L'esibizione del chitarrista Roberto Porroni, affetto da distonia del musicista, accompagnato al flauto da Anna Castagna, la neurologa che l'ha curato
Il paziente in questione, trattato con tossina botulinica, è il maestro Roberto Porroni, chitarrista concertista che da vent’anni convive con la distonia del musicista, un disturbo neurologico del movimento che gli impediva di suonare. Al suo fianco non c’è una flautista qualunque, ma la neurologa che lo ha aiutato a riprendere a pieno ritmo l’attività concertistica: Anna Castagna, responsabile del Servizio disturbi del movimento e tossina botulinica del centro Santa Maria Nascente (Irccs) della Fondazione Don Gnocchi. «Sul palco di Madrid, lo scorso gennaio, ho vissuto un momento di grande emozione e soddisfazione professionale», racconta. «Sicuramente, per gli specialisti presenti in sala, ascoltare il paziente suonare è stato più eloquente di qualsiasi parola».
Dottoressa Castagna, come mai ha preso così a cuore questo caso clinico tanto da presentarlo sul palco di un congresso scientifico mondiale?

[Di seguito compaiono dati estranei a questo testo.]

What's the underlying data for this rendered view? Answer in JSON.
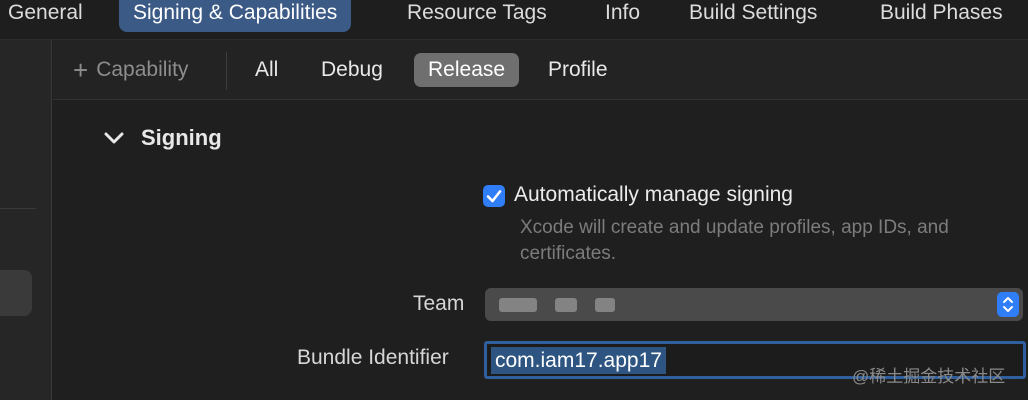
{
  "top_tabs": [
    "General",
    "Signing & Capabilities",
    "Resource Tags",
    "Info",
    "Build Settings",
    "Build Phases"
  ],
  "active_top_tab": "Signing & Capabilities",
  "filter_bar": {
    "capability_label": "Capability",
    "segments": [
      "All",
      "Debug",
      "Release",
      "Profile"
    ],
    "active_segment": "Release"
  },
  "signing": {
    "section_title": "Signing",
    "auto_manage": {
      "checked": true,
      "label": "Automatically manage signing",
      "hint": "Xcode will create and update profiles, app IDs, and certificates."
    },
    "team": {
      "label": "Team",
      "value": ""
    },
    "bundle_identifier": {
      "label": "Bundle Identifier",
      "value": "com.iam17.app17"
    }
  },
  "watermark": "@稀土掘金技术社区",
  "colors": {
    "accent": "#2f7ef7",
    "active_tab": "#3b5a86",
    "segment_active": "#6f6f6f"
  }
}
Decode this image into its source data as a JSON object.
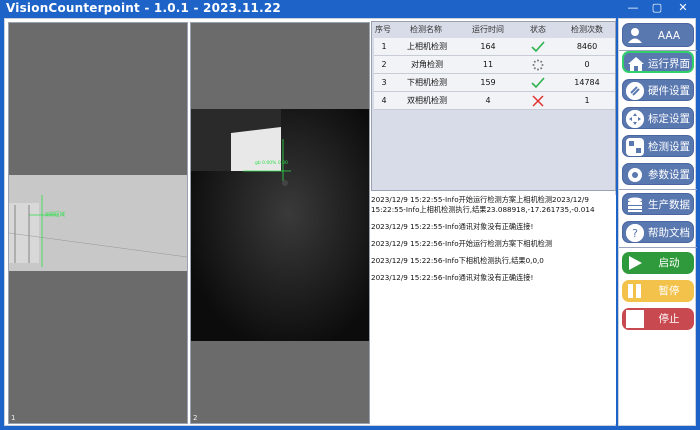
{
  "window": {
    "title": "VisionCounterpoint - 1.0.1 - 2023.11.22"
  },
  "cameras": [
    {
      "label": "1",
      "tag": "识别区域"
    },
    {
      "label": "2",
      "tag": "gb 0.00% 0.00"
    }
  ],
  "table": {
    "headers": [
      "序号",
      "检测名称",
      "运行时间",
      "状态",
      "检测次数"
    ],
    "rows": [
      {
        "id": "1",
        "name": "上相机检测",
        "time": "164",
        "status": "ok",
        "count": "8460"
      },
      {
        "id": "2",
        "name": "对角检测",
        "time": "11",
        "status": "loading",
        "count": "0"
      },
      {
        "id": "3",
        "name": "下相机检测",
        "time": "159",
        "status": "ok",
        "count": "14784"
      },
      {
        "id": "4",
        "name": "双相机检测",
        "time": "4",
        "status": "error",
        "count": "1"
      }
    ]
  },
  "log": [
    "2023/12/9 15:22:55-Info开始运行检测方案上相机检测2023/12/9 15:22:55-Info上相机检测执行,结果23.088918,-17.261735,-0.014",
    "2023/12/9 15:22:55-Info通讯对象没有正确连接!",
    "2023/12/9 15:22:56-Info开始运行检测方案下相机检测",
    "2023/12/9 15:22:56-Info下相机检测执行,结果0,0,0",
    "2023/12/9 15:22:56-Info通讯对象没有正确连接!"
  ],
  "sidebar": {
    "user": "AAA",
    "nav": [
      "运行界面",
      "硬件设置",
      "标定设置",
      "检测设置",
      "参数设置"
    ],
    "tools": [
      "生产数据",
      "帮助文档"
    ],
    "actions": [
      {
        "label": "启动",
        "color": "#2f9a3c"
      },
      {
        "label": "暂停",
        "color": "#f2c24a"
      },
      {
        "label": "停止",
        "color": "#c84a50"
      }
    ]
  },
  "colors": {
    "accent": "#1e64c8",
    "ok": "#2bb24c",
    "error": "#e03030",
    "active_border": "#2fd06a"
  }
}
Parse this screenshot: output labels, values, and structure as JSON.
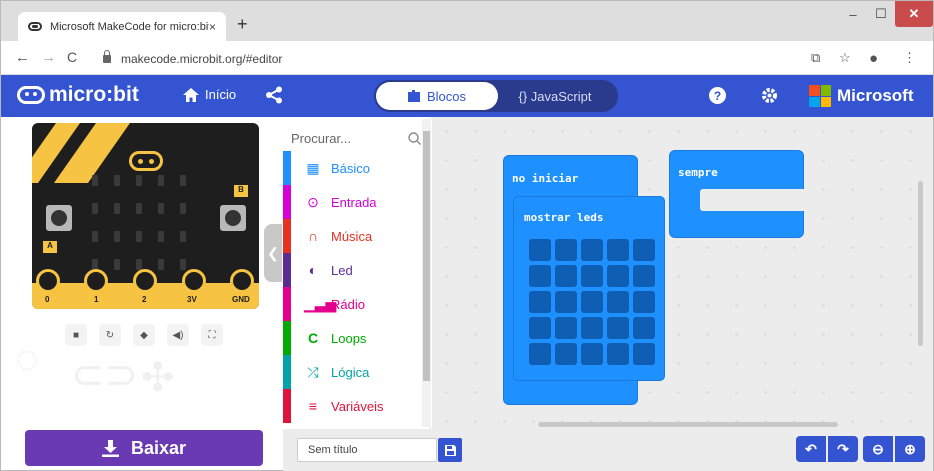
{
  "browser": {
    "tab_title": "Microsoft MakeCode for micro:bit",
    "tab_close": "×",
    "new_tab": "+",
    "url": "makecode.microbit.org/#editor",
    "back": "←",
    "forward": "→",
    "reload": "C"
  },
  "header": {
    "logo_text": "micro:bit",
    "home_label": "Início",
    "blocks_label": "Blocos",
    "js_label": "{} JavaScript",
    "brand": "Microsoft"
  },
  "simulator": {
    "pins": [
      "0",
      "1",
      "2",
      "3V",
      "GND"
    ],
    "button_a": "A",
    "button_b": "B"
  },
  "toolbox": {
    "search_placeholder": "Procurar...",
    "categories": [
      {
        "label": "Básico",
        "color": "#1e90ff",
        "icon": "grid-icon"
      },
      {
        "label": "Entrada",
        "color": "#d400d4",
        "icon": "target-icon"
      },
      {
        "label": "Música",
        "color": "#e63022",
        "icon": "headphones-icon"
      },
      {
        "label": "Led",
        "color": "#5c2d91",
        "icon": "toggle-icon"
      },
      {
        "label": "Rádio",
        "color": "#e3008c",
        "icon": "signal-bars-icon"
      },
      {
        "label": "Loops",
        "color": "#00aa00",
        "icon": "loop-icon"
      },
      {
        "label": "Lógica",
        "color": "#00a4a6",
        "icon": "shuffle-icon"
      },
      {
        "label": "Variáveis",
        "color": "#dc143c",
        "icon": "list-icon"
      }
    ]
  },
  "workspace": {
    "on_start_label": "no iniciar",
    "show_leds_label": "mostrar leds",
    "forever_label": "sempre"
  },
  "footer": {
    "download_label": "Baixar",
    "project_name": "Sem título"
  },
  "colors": {
    "header": "#3454d1",
    "download": "#6a3ab2",
    "block": "#1e90ff"
  }
}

«Il paziente mi è stato segnalato nel 2019 dai colleghi dell’Ambulatorio Sol diesis che, nel centro Don Gnocchi di Santa Maria Nascente a Milano, si occupa della prevenzione e del trattamento delle patologie muscolo-scheletriche e neurologiche dei musicisti. Il maestro presentava un caso molto difficile di distonia focale, che causa la contrazione involontaria e persistente di specifici muscoli del corpo, un problema che colpisce il 5% dei musicisti professionisti. Dal 2006 aveva difficoltà a coordinare le dita della mano sinistra, proprio quella che si muove sulla tastiera della chitarra per fare gli accordi. Si era già sottoposto a un intervento chirurgico e aveva seguito un programma di riabilitazione che lo aveva aiutato, senza però risolvere il problema. Il suo caso mi ha colpita perché anche io ho sempre avuto la passione della musica, che ho coronato diplomandomi al Conservatorio di Milano mentre ero al primo anno di Medicina».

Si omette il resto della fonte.